The PSAT: Think of It As A Prep Test


A blog by Ms. Megan Hoover, Director of College Counseling and Dean of Students

Tomorrow, October 11 Alverno Heights Academy students and high school students throughout the country will be facing the PSAT and Pre-ACT, but many don’t understand the significance of these exams. 

These tests are meant to prepare students for taking the SAT and ACT exams in the future. Students and parents often believe the “P” in the PSAT stands for practice, and while in the reality that is what that letter stands for, it is so much more than just an attempt at a college entrance exam for your daughter. 

Another name for the PSAT is the NMSQT, which stands for National Merit Scholarship Qualifying Test. Juniors who take the PSAT/NMSQT are on the official route of entry to the National Merit Scholarship Program.

Fifty-thousand high-scoring students will ultimately qualify for program recognition, which carries incredible prestige. Of these students, two-thirds will receive Letters of Commendation but will not be awarded scholarship money. One-third of these students will qualify as semifinalists and will move on to compete for a National Merit Scholarship, which will ultimately be awarded to 7,500 students.

The juniors take the PSAT/NMSQT, not only to be eligible for recognition and scholarship money, but also to get on the radar of colleges nationwide. The College Board, which produces the PSAT (and SAT exams), shares information provided by students, such as their current GPA and potential college major, with colleges and universities.

These schools often send informational material, and sometimes college application fee waivers, to students whom they identify to be potential applicants. It’s encouraging for students to receive unsolicited information from colleges that seem eager to attract them.

Freshmen will be taking the Pre-ACT  and sophomores will be taking the “PSAT 10” exam, but both are strictly a trial run for them as their scores are not eligible for National Merit consideration. The PSAT and Pre-ACT tests are good way to see how much preparation your daughter might need to put into the official testing in winter of her junior year. 

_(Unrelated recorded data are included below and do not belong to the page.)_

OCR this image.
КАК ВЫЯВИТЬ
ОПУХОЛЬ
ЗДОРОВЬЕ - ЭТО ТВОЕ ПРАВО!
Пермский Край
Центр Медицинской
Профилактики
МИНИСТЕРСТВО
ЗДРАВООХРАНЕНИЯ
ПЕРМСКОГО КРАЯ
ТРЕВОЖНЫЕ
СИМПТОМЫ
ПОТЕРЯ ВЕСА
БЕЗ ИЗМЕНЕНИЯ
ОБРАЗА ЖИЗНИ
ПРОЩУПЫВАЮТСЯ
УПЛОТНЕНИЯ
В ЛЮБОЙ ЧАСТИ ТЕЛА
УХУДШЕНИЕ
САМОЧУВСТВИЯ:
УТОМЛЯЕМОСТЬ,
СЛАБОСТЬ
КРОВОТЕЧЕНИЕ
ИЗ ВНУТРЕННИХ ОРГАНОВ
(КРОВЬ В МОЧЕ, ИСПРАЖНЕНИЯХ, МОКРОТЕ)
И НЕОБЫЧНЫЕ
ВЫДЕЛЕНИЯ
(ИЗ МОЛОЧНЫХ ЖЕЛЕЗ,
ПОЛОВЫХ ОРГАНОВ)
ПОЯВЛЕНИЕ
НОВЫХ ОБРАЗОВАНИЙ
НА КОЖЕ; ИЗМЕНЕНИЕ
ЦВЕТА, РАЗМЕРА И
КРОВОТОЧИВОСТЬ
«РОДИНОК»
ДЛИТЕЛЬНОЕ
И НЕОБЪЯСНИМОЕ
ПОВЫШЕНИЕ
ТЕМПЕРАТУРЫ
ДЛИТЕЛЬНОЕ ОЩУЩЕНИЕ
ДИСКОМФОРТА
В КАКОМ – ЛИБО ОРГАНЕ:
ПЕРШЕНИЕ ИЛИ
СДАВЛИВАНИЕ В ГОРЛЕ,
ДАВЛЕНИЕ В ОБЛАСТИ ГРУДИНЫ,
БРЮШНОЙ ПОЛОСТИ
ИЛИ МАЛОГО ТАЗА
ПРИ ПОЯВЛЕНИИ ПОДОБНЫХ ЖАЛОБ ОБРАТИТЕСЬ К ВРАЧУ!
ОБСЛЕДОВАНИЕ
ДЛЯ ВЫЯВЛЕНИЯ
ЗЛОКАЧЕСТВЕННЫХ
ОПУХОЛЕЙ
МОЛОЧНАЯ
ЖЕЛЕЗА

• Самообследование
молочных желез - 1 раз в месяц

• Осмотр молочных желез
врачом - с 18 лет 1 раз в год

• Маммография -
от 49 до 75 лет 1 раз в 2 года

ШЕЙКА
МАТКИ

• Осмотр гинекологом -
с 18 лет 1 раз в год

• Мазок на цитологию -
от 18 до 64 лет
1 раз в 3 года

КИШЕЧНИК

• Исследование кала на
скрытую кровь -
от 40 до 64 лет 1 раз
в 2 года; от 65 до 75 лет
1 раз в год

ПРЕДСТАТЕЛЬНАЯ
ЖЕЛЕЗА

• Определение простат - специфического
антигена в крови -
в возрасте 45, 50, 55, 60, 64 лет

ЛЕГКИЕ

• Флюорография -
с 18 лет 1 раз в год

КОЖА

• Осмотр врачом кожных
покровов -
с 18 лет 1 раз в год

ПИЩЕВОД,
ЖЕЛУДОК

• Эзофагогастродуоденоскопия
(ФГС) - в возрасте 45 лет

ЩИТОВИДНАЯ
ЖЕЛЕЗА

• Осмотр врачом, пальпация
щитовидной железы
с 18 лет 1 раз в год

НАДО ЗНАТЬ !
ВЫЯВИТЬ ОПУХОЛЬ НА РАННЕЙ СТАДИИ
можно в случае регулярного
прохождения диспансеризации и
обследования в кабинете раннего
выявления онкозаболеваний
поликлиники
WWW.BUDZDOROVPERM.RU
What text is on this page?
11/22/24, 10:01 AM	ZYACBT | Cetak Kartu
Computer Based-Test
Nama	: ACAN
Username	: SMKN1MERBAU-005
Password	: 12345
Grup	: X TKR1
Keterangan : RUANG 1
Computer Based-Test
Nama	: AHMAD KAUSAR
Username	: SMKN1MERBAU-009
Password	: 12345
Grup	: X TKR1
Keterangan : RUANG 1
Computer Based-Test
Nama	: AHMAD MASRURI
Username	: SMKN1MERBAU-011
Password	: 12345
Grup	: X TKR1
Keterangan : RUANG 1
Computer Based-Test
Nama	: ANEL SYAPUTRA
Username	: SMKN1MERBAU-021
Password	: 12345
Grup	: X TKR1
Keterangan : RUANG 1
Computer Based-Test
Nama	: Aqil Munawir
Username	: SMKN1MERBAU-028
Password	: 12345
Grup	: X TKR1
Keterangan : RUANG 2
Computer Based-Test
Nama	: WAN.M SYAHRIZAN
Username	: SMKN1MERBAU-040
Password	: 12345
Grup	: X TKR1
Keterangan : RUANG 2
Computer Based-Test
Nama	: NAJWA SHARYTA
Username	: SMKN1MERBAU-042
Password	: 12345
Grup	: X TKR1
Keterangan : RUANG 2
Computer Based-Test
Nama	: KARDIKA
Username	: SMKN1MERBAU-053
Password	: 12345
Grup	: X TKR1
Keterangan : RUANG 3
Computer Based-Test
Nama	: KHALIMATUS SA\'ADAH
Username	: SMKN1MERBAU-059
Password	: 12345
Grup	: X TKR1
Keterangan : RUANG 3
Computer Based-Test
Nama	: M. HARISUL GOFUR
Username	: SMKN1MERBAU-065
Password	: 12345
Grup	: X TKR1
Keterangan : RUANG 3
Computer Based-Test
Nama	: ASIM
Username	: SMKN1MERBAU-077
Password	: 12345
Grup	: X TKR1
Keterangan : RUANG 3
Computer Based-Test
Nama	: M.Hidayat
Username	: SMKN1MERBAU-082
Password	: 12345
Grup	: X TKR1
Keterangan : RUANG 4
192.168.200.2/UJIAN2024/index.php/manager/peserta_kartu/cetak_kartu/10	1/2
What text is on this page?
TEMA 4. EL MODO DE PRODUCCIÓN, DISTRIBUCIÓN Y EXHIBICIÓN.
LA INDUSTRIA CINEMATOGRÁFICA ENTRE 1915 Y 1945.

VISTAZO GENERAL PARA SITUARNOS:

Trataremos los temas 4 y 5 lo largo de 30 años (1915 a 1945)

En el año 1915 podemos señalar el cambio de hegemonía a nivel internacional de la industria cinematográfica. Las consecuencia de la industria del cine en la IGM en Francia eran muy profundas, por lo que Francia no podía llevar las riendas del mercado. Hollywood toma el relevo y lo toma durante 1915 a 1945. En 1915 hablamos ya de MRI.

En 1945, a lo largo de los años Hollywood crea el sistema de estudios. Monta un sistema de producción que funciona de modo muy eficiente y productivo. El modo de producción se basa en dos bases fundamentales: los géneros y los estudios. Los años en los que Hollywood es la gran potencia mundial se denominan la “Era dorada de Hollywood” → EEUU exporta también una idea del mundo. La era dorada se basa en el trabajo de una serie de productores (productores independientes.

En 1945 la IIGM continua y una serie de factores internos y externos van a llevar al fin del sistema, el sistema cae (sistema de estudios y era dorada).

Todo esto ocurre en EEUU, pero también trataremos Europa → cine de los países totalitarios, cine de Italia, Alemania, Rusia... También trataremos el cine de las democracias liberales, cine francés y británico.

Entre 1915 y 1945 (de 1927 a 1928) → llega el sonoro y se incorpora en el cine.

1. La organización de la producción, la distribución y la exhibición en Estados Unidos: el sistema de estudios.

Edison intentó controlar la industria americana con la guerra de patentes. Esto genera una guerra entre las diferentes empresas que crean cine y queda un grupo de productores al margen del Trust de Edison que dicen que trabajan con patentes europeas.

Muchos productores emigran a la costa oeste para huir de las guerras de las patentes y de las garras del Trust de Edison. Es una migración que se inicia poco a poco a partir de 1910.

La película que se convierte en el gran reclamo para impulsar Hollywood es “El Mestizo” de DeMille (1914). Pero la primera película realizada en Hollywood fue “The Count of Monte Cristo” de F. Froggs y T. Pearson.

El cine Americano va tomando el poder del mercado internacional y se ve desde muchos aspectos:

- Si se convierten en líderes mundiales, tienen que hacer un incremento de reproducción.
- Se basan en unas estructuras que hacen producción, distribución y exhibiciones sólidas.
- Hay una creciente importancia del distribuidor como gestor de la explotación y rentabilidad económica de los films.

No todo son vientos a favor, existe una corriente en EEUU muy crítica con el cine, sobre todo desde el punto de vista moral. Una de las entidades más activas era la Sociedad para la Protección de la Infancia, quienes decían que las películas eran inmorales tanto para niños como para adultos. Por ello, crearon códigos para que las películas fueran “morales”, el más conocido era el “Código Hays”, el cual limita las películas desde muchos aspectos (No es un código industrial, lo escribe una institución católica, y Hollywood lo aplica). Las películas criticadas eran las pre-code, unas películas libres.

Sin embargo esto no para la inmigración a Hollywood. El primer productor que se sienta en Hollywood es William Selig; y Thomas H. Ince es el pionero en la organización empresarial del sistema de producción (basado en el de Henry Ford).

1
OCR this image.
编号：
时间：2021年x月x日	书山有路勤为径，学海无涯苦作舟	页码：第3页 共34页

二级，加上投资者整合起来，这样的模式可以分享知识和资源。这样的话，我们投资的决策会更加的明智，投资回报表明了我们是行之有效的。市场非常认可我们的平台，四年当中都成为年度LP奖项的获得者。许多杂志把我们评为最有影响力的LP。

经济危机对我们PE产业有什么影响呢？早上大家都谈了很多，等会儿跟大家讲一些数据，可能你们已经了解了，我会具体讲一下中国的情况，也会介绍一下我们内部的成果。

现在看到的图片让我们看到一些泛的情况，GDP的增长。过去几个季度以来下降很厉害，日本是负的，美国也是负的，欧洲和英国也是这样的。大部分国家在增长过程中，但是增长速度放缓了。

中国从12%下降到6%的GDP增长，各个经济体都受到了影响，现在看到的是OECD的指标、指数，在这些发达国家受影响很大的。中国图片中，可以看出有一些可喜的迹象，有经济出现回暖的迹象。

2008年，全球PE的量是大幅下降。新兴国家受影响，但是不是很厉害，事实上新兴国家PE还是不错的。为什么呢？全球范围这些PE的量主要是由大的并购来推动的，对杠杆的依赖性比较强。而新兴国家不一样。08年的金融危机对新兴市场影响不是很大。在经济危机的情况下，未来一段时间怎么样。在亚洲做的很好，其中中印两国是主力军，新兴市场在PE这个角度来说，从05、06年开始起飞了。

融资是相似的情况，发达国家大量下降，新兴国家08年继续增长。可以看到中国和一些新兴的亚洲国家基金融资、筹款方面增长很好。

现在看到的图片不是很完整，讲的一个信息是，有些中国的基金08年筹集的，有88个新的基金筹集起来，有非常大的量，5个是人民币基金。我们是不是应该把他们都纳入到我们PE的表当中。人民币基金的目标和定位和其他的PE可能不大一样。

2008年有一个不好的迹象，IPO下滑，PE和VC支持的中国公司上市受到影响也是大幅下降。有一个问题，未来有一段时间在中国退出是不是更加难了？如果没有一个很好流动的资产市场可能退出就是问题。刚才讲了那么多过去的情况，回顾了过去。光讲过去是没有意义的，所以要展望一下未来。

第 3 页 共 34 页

Since the PSAT is simply a shorter version of the SAT exam, with the same level of difficulty, covering the exact same academic material, students find it extremely helpful to do SAT preparation prior to their PSAT as it then benefits them for both exams.

So how do you prepare for the PRE-ACT and the PSAT? Well, first familiarize yourself with the test! Take at least one practice test on the and websites to see what the test encompasses, how the sections are divided up, and how the timing goes for each section. As you go through the tests, make sure to not take too much time on any one question. Be sure to pace yourself and mark harder questions to go back to after you have answered the easier questions. Remember, you can write in your booklet and fill every bubble because you do not have points taken off for wrong answers.

The night before the exam you will want to eat a good dinner, get lots of sleep, and drink lots of water. The morning of the test, have a good breakfast with lots of protein, make sure you bring the right type of calculator (these can be found on the testing websites), at least two number 2 pencils with good erasers, a watch that doesn’t make noises if you want to keep your own pace, and a water bottle– no food or other types of drinks are allowed in the testing rooms. 

Remember, these scores are not used in the college admissions process nor can colleges see the Pre-ACT or PSAT scores. The National Merit Scholarship Corporation is automatically sent junior PSAT scores in order to use their selection index to determine the top 1% of test scores for National Merit Scholarship finalist consideration.

Get lots of rest the night before the test and good luck ladies!

Ms. Megan Hoover is the Director of College Counseling and Dean of Students at Alverno Heights Academy. This is her second year at Alverno but she has worked in post-secondary planning as a school counselor and college counselor for 10 years. She earned her Bachelor’s degree in Human Services from Elon University and her Master’s degree in School Counseling from Catholic University. Ms. Hoover is the co-moderator for the Senior State and teaches College Prep 1 and College Prep 2. Ms. Hoover also coordinates all visits from college and university representatives as well as organizing college trips, including the most recent one to San Diego.